Best line: “It was something akin to living inside a kaleidoscope.” — Remus
Episode MVP: Swofford (Eric Edelstein)
In its season three premiere, the chillingly supernatural realm of HBO’s “Room 104” comes as close as it ever has to delivering an origin story.
Where all previous episodes have taken place between the four walls of the hauntingly unassuming motel room, this episode, titled “The Plot,” finds its characters braving the outdoors. But despite the illusion of openness that the surrounding wilderness presents, the slow synth crawl of the music and the constricting chiaroscuro lighting fills the screen with the same isolating energy that is curated by the stale and menacing room 104.
Front and center in that isolating space are two estranged siblings, Roma (Christine Woods) and Remus (Luke Wilson).

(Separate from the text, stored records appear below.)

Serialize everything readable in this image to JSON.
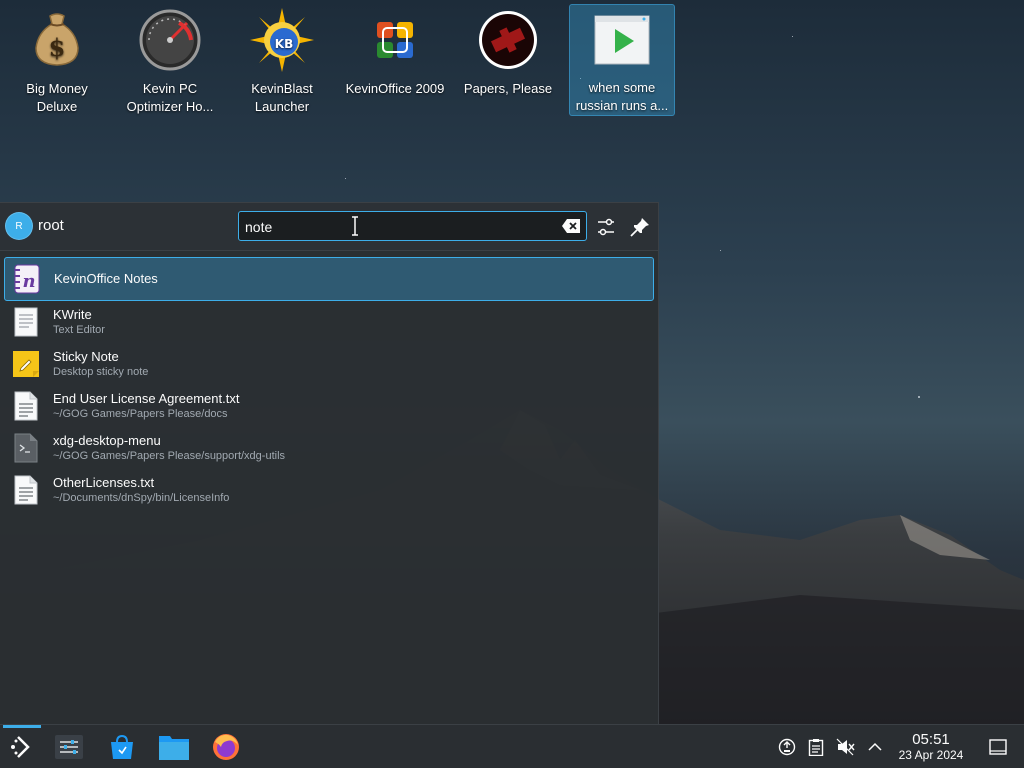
{
  "desktop": {
    "icons": [
      {
        "label": "Big Money Deluxe",
        "icon": "money-bag-icon",
        "selected": false
      },
      {
        "label": "Kevin PC Optimizer Ho...",
        "icon": "speedometer-icon",
        "selected": false
      },
      {
        "label": "KevinBlast Launcher",
        "icon": "sun-globe-icon",
        "selected": false
      },
      {
        "label": "KevinOffice 2009",
        "icon": "office-logo-icon",
        "selected": false
      },
      {
        "label": "Papers, Please",
        "icon": "papers-please-icon",
        "selected": false
      },
      {
        "label": "when some russian runs a...",
        "icon": "video-play-icon",
        "selected": true
      }
    ]
  },
  "launcher": {
    "avatar_initial": "R",
    "username": "root",
    "search": {
      "value": "note",
      "placeholder": ""
    },
    "results": [
      {
        "title": "KevinOffice Notes",
        "subtitle": "",
        "icon": "notes-app-icon",
        "active": true
      },
      {
        "title": "KWrite",
        "subtitle": "Text Editor",
        "icon": "text-editor-icon",
        "active": false
      },
      {
        "title": "Sticky Note",
        "subtitle": "Desktop sticky note",
        "icon": "sticky-note-icon",
        "active": false
      },
      {
        "title": "End User License Agreement.txt",
        "subtitle": "~/GOG Games/Papers Please/docs",
        "icon": "text-file-icon",
        "active": false
      },
      {
        "title": "xdg-desktop-menu",
        "subtitle": "~/GOG Games/Papers Please/support/xdg-utils",
        "icon": "script-file-icon",
        "active": false
      },
      {
        "title": "OtherLicenses.txt",
        "subtitle": "~/Documents/dnSpy/bin/LicenseInfo",
        "icon": "text-file-icon",
        "active": false
      }
    ]
  },
  "taskbar": {
    "clock": {
      "time": "05:51",
      "date": "23 Apr 2024"
    }
  },
  "colors": {
    "accent": "#3daee9",
    "panel": "#2a2e32",
    "text": "#fcfcfc"
  }
}
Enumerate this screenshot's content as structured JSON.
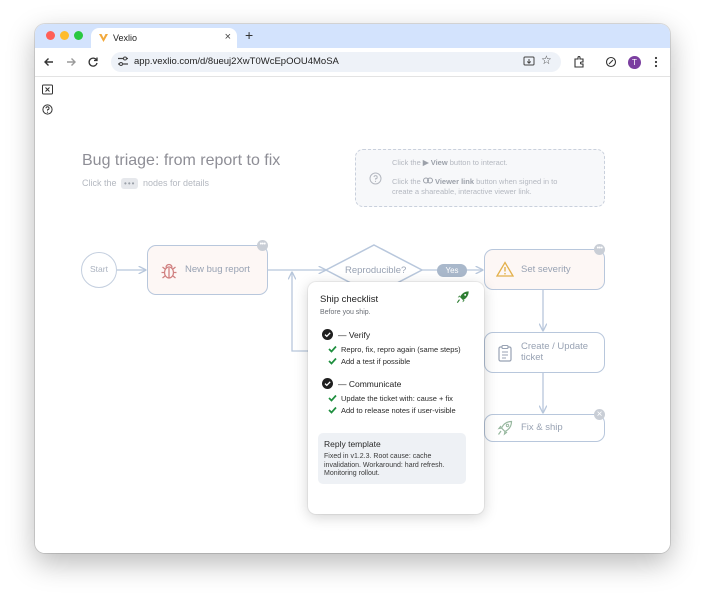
{
  "browser": {
    "tab_title": "Vexlio",
    "tab_close": "×",
    "new_tab": "+",
    "url": "app.vexlio.com/d/8ueuj2XwT0WcEpOOU4MoSA",
    "avatar_letter": "T"
  },
  "diagram": {
    "title": "Bug triage: from report to fix",
    "subtitle_before": "Click the",
    "subtitle_dots": "•••",
    "subtitle_after": "nodes for details"
  },
  "info": {
    "line1_pre": "Click the",
    "line1_bold": "▶ View",
    "line1_post": "button to interact.",
    "line2_pre": "Click the",
    "line2_bold": "Viewer link",
    "line2_post": "button when signed in to",
    "line3": "create a shareable, interactive viewer link."
  },
  "nodes": {
    "start": "Start",
    "new_bug_report": "New bug report",
    "reproducible": "Reproducible?",
    "yes": "Yes",
    "set_severity": "Set severity",
    "create_update_line1": "Create / Update",
    "create_update_line2": "ticket",
    "fix_ship": "Fix & ship",
    "more_dots": "•••",
    "close_x": "×"
  },
  "popover": {
    "title": "Ship checklist",
    "subtitle": "Before you ship.",
    "sections": [
      {
        "heading": "— Verify",
        "items": [
          "Repro, fix, repro again (same steps)",
          "Add a test if possible"
        ]
      },
      {
        "heading": "— Communicate",
        "items": [
          "Update the ticket with: cause + fix",
          "Add to release notes if user-visible"
        ]
      }
    ],
    "reply_title": "Reply template",
    "reply_body": "Fixed in v1.2.3. Root cause: cache invalidation. Workaround: hard refresh. Monitoring rollout."
  },
  "colors": {
    "node_border": "#b8c7dc",
    "check_green": "#1e8e3e",
    "rocket_green": "#2e7d32"
  }
}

Remus apologizes for missing their father’s funeral, speaking vaguely about the reasons he couldn’t attend. Roma remarks with subtly pursed lips that her father always wanted him to travel, to be out there in the world. This exchange characterizes Roma and Remus’s entire relationship as buried deeply beneath insecurities and sibling anxieties, which are bubbling to the surface in the slimmest lines of dialogue.
Within this laced dialogue and narrative lighting lies some of the serie’s greatest strengths. In its allotted 30 minutes, each episode of “Room 104” to date has been able to craft an entire plot, develop vibrant characters and curate an entire world — one pulsing with otherworldly and sinister danger — while still being incredibly believable.
It is soon revealed that the plot of land the siblings are standing on is to be a motel that they will jointly run. As Roma discusses her business proposal, Remus chews on a chicken drumstick. She speaks of her various meetings in regards to the property, and he talks about settling down and asks where to sign. As she berates him about traveling while leaving her to take care of their dying father, he mumbles a weak apology.
The sharp disconnect between the two is swallowed in a slow-creeping score. And as Roma’s face contorts more and more into a clenched-teeth, bug-eyed expression of disdain, the background synth drone becomes increasingly rhythmic — like a hammer repeatedly hitting bone.
But Roma cuts through the seeming approach of disaster by calling for a toast. They each hold their glasses in the air, the fire standing between them in a beautiful baroque flurry of color. But neither drinks. The silence grows until Remus finally says he has given up drinking, putting his glass down.
At this remark, Roma melts into quiet anguish, setting her glass down. It is vastly evident that Remus’ sobriety has thrown a wrench into Roma’s ominous plans. But as she anxiously mumbles, trying to pull herself together through her disappointment, she notices Remus’ pistol on his hip, clouded delicately in a pillow of ivory-colored fabric. With this, Roma springs into action. She asks Remus to show her how to use the gun, and when he does, she shoots him.
But just when it seems as if Roma’s troubles are over, a homeless man named Swofford bursts into the scene, stumbling out of the woods and onto the plot of land.
The triangle formed by the shaking Roma, Remus’ corpse and Swofford eating chicken loudly is neatly centered on the screen, making Swofford’s lighthearted quips of conversation deeply menacing.
This exchange is what positions Eric Edelstein’s character as the most valuable player of this episode. Edelstein’s delivery of crude and awkward jokes is undercut with a vibrantly threatening tone. His body language likewise posits him with the presence of a looming shadow rather than a person. And when he notices Remus’ body, sticking his fingers into the blood and licking it up, the audience is already primed for the supernatural and fantasmic horror that begins to unfold.
“Now you’re mine,” Swofford says. Roma shoots him, and he crumbles to the ground — but not for long. Within moments, Swofford is rising once again, and as he turns around, he has stolen Remus’ face. Roma falls to the ground, hitting her head on the way down, blood seeping from her scalp. Swofford edges toward her and tastes her blood, saying “Now you’re mine too. And I like you better.”
The tone of the episode, and season three at large, is set from the start of this episode. From the reclamation of very specific and haunting lighting to the world building that has impressed audiences for the past two years, each part of this episode demonstrates why “Room 104” is an HBO show not to be missed. It has created a space for itself in which anything goes and nothing is questioned — and why would it be? Half of the fun and fright is the uncertainty of what makes this room so whimsically terrifying.
As the final shot simmers into the end credits, Swofford is now Roma. He repeats “Welcome guests,” his voice fluctuating between feminine, masculine and monstrous until it takes its final form as Roma’s voice. The shot pans out and around the plot of land for a final time, and we see that this space they are in is tagged as room 104. And with that, we are off for what will be an extraordinary season.